Brock webinar encourages conversations on adaptive sport

Though she was diagnosed with cerebral palsy at birth, Jess Silver has never let the condition define her.

The Founder and Executive Director of Flex for Access Inc. pushed to train at a high-performance fitness level, and eventually developed and successfully achieved the goal of becoming an adaptive personal trainer.

Silver shared her story and adaptive training tips during a webinar Monday, Sept. 27 hosted by the Brock-Niagara Centre of Excellence in Inclusive and Adaptive Physical Activity.

A recording of the live presentation, “Creating a Shift in Social Awareness and Opportunity for Physical Fitness, Sport and Human Potential,” is now available on the Centre of Adaptive Physical Activity (CAPA) website.

“This webinar with Jess kicked off a monthly series of presentations CAPA is planning to offer this fall and winter,” says Centre Director and Physical Education Professor Maureen Connolly. “The work being done by Flex for Access to raise awareness of cerebral palsy, other disabilities and fitness and sport promotion aligns closely with our mission. This successful event was a positive step forward to further developing the relationship between our two entities.”
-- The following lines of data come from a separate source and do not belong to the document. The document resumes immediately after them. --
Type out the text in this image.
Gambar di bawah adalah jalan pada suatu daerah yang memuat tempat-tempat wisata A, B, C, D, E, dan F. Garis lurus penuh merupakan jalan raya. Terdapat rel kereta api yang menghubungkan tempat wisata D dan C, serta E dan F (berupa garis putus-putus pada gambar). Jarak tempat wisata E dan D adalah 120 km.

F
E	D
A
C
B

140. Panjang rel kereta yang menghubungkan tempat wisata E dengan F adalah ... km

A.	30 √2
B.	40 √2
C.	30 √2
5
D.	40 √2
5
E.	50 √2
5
CAPA aims to promote and enhance awareness and development of inclusive and adaptive physical activity programming and to engage in research, scholarly activity and knowledge translation about inclusive and adaptive physical activity and its associated socio-cultural affordances and constraints.

“We all encounter and share adversity,” says Silver, a best-selling author, fitness enthusiast and advocate. “For some, that adversity manifests in more obvious ways and is apparent physically, for others it is apparent more in an intellectual or emotional manner, but we all experience different types of adversity and challenges and are shaped through and by it.”
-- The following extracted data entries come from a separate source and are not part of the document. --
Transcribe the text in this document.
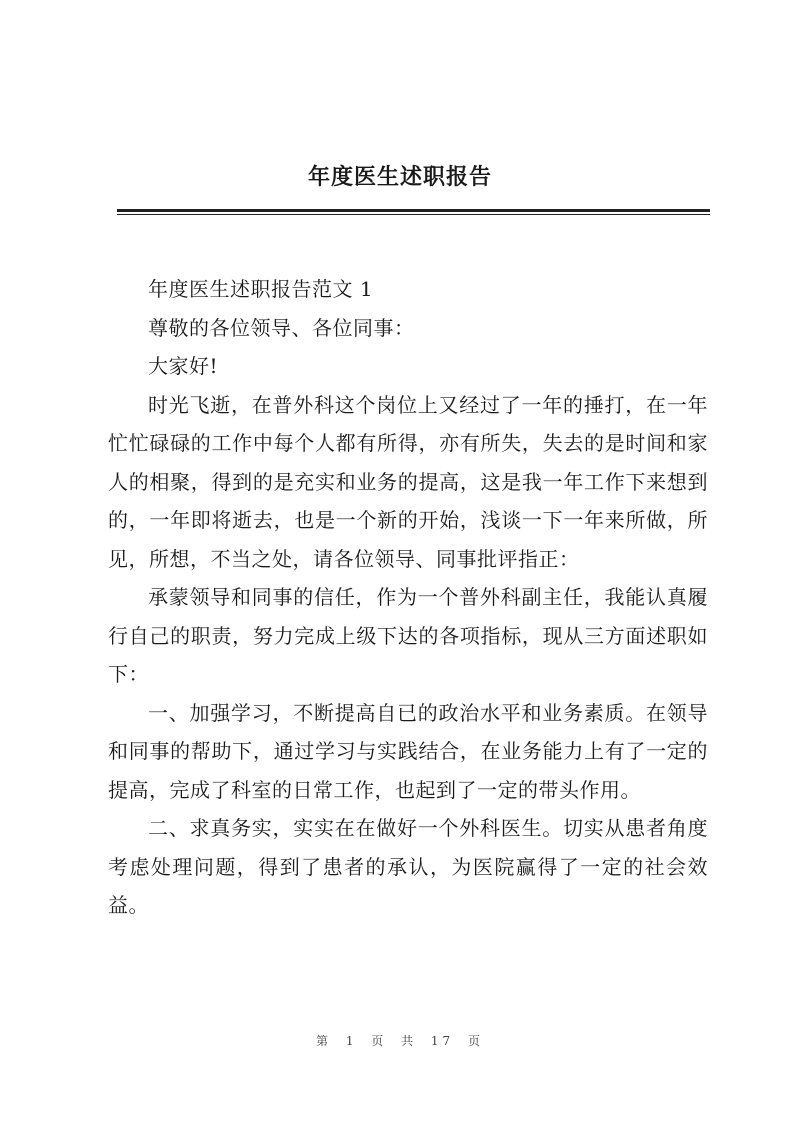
年度医生述职报告

年度医生述职报告范文 1

尊敬的各位领导、各位同事：

大家好!

时光飞逝，在普外科这个岗位上又经过了一年的捶打，在一年忙忙碌碌的工作中每个人都有所得，亦有所失，失去的是时间和家人的相聚，得到的是充实和业务的提高，这是我一年工作下来想到的，一年即将逝去，也是一个新的开始，浅谈一下一年来所做，所见，所想，不当之处，请各位领导、同事批评指正：

承蒙领导和同事的信任，作为一个普外科副主任，我能认真履行自己的职责，努力完成上级下达的各项指标，现从三方面述职如下：

一、加强学习，不断提高自已的政治水平和业务素质。在领导和同事的帮助下，通过学习与实践结合，在业务能力上有了一定的提高，完成了科室的日常工作，也起到了一定的带头作用。

二、求真务实，实实在在做好一个外科医生。切实从患者角度考虑处理问题，得到了患者的承认，为医院赢得了一定的社会效益。

第 1 页 共 17 页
More individuals who are disabled by the physical environment need to be given the opportunity to engage in training in a gym, Silver began a social media awareness campaign in 2015 that encouraged participants to post selfies of themselves flexing their muscles on Twitter and Instagram, tagged with #FlexforAccess. The campaign gained international attention, with athletes from Canada, Brazil, Israel and the U.S. joining in.
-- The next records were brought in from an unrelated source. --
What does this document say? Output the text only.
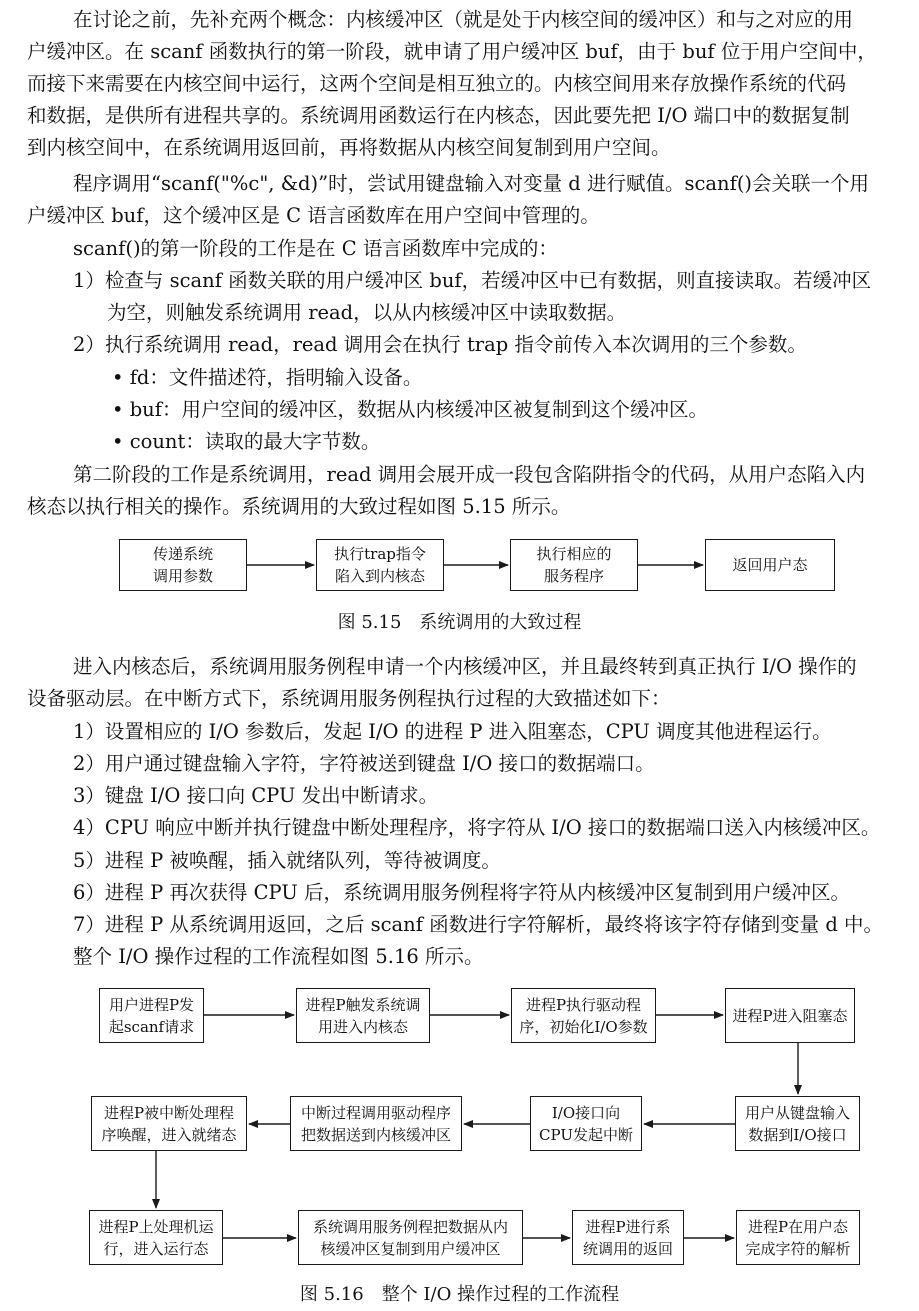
在讨论之前，先补充两个概念：内核缓冲区（就是处于内核空间的缓冲区）和与之对应的用
户缓冲区。在 scanf 函数执行的第一阶段，就申请了用户缓冲区 buf，由于 buf 位于用户空间中，
而接下来需要在内核空间中运行，这两个空间是相互独立的。内核空间用来存放操作系统的代码
和数据，是供所有进程共享的。系统调用函数运行在内核态，因此要先把 I/O 端口中的数据复制
到内核空间中，在系统调用返回前，再将数据从内核空间复制到用户空间。
程序调用“scanf("%c", &d)”时，尝试用键盘输入对变量 d 进行赋值。scanf()会关联一个用
户缓冲区 buf，这个缓冲区是 C 语言函数库在用户空间中管理的。
scanf()的第一阶段的工作是在 C 语言函数库中完成的：
1）检查与 scanf 函数关联的用户缓冲区 buf，若缓冲区中已有数据，则直接读取。若缓冲区
为空，则触发系统调用 read，以从内核缓冲区中读取数据。
2）执行系统调用 read，read 调用会在执行 trap 指令前传入本次调用的三个参数。
• fd：文件描述符，指明输入设备。
• buf：用户空间的缓冲区，数据从内核缓冲区被复制到这个缓冲区。
• count：读取的最大字节数。
第二阶段的工作是系统调用，read 调用会展开成一段包含陷阱指令的代码，从用户态陷入内
核态以执行相关的操作。系统调用的大致过程如图 5.15 所示。
传递系统
调用参数
执行trap指令
陷入到内核态
执行相应的
服务程序
返回用户态
图 5.15　系统调用的大致过程
进入内核态后，系统调用服务例程申请一个内核缓冲区，并且最终转到真正执行 I/O 操作的
设备驱动层。在中断方式下，系统调用服务例程执行过程的大致描述如下：
1）设置相应的 I/O 参数后，发起 I/O 的进程 P 进入阻塞态，CPU 调度其他进程运行。
2）用户通过键盘输入字符，字符被送到键盘 I/O 接口的数据端口。
3）键盘 I/O 接口向 CPU 发出中断请求。
4）CPU 响应中断并执行键盘中断处理程序，将字符从 I/O 接口的数据端口送入内核缓冲区。
5）进程 P 被唤醒，插入就绪队列，等待被调度。
6）进程 P 再次获得 CPU 后，系统调用服务例程将字符从内核缓冲区复制到用户缓冲区。
7）进程 P 从系统调用返回，之后 scanf 函数进行字符解析，最终将该字符存储到变量 d 中。
整个 I/O 操作过程的工作流程如图 5.16 所示。
用户进程P发
起scanf请求
进程P触发系统调
用进入内核态
进程P执行驱动程
序，初始化I/O参数
进程P进入阻塞态
用户从键盘输入
数据到I/O接口
I/O接口向
CPU发起中断
中断过程调用驱动程序
把数据送到内核缓冲区
进程P被中断处理程
序唤醒，进入就绪态
进程P上处理机运
行，进入运行态
系统调用服务例程把数据从内
核缓冲区复制到用户缓冲区
进程P进行系
统调用的返回
进程P在用户态
完成字符的解析
图 5.16　整个 I/O 操作过程的工作流程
“One of the reasons why Jess and I connect is because we are both advocates for accessibility and adaptive personal training,” says Connolly. “The more we collaborated, the more I realized Flex for Access would make a great organizational placement for student experiential education opportunities at Brock.”

Flex for Access Inc. acts as a pathway for individuals who experience disability to engage in training sessions, yoga, boxing classes and other sport programs by facilitating the sessions and classes, and purchasing adaptive exercise equipment, like resistance bands, with funds raised through the non-profit organization.

“Speaking with the Brock community about how I envision societal perceptions of disability evolving was very exciting,” says Silver. “Often those with physical disability or limitations avoid exercise because it can be uncomfortable to engage with folks in the mainstream. Facing these obstacles have made me stronger and I hope to empower individuals to overcome their limitations and engage in conversations that encourage greater understanding.”

Connolly also points out, while some members of disability communities may be afraid to enter a gym, “simultaneously, many in the general public are simply not used to seeing disabled people occupying the same spaces as they do.”

“This can lead to comments that are meant to be thoughtful but in fact further marginalize these individuals,” she says.

“One solution,” Silver says, “is for more trainers to be educated in adaptive fitness.”

If gyms do not have in-house expertise, they can hire consultants like Silver, who are grounded in redefining the way people understand and engage in disability, she adds.

Silver’s webinar presentation aimed to amplify the conversations universities are having with respect to accessibility and disability, adaptive sport in the mainstream and how it challenges fitness and sport. She also focused on how Flex for Access Inc. started as a social media campaign and grew into a non-profit, future initiatives, being an adaptive personal trainer, and more.

A recording of the event is now available on the CAPA website.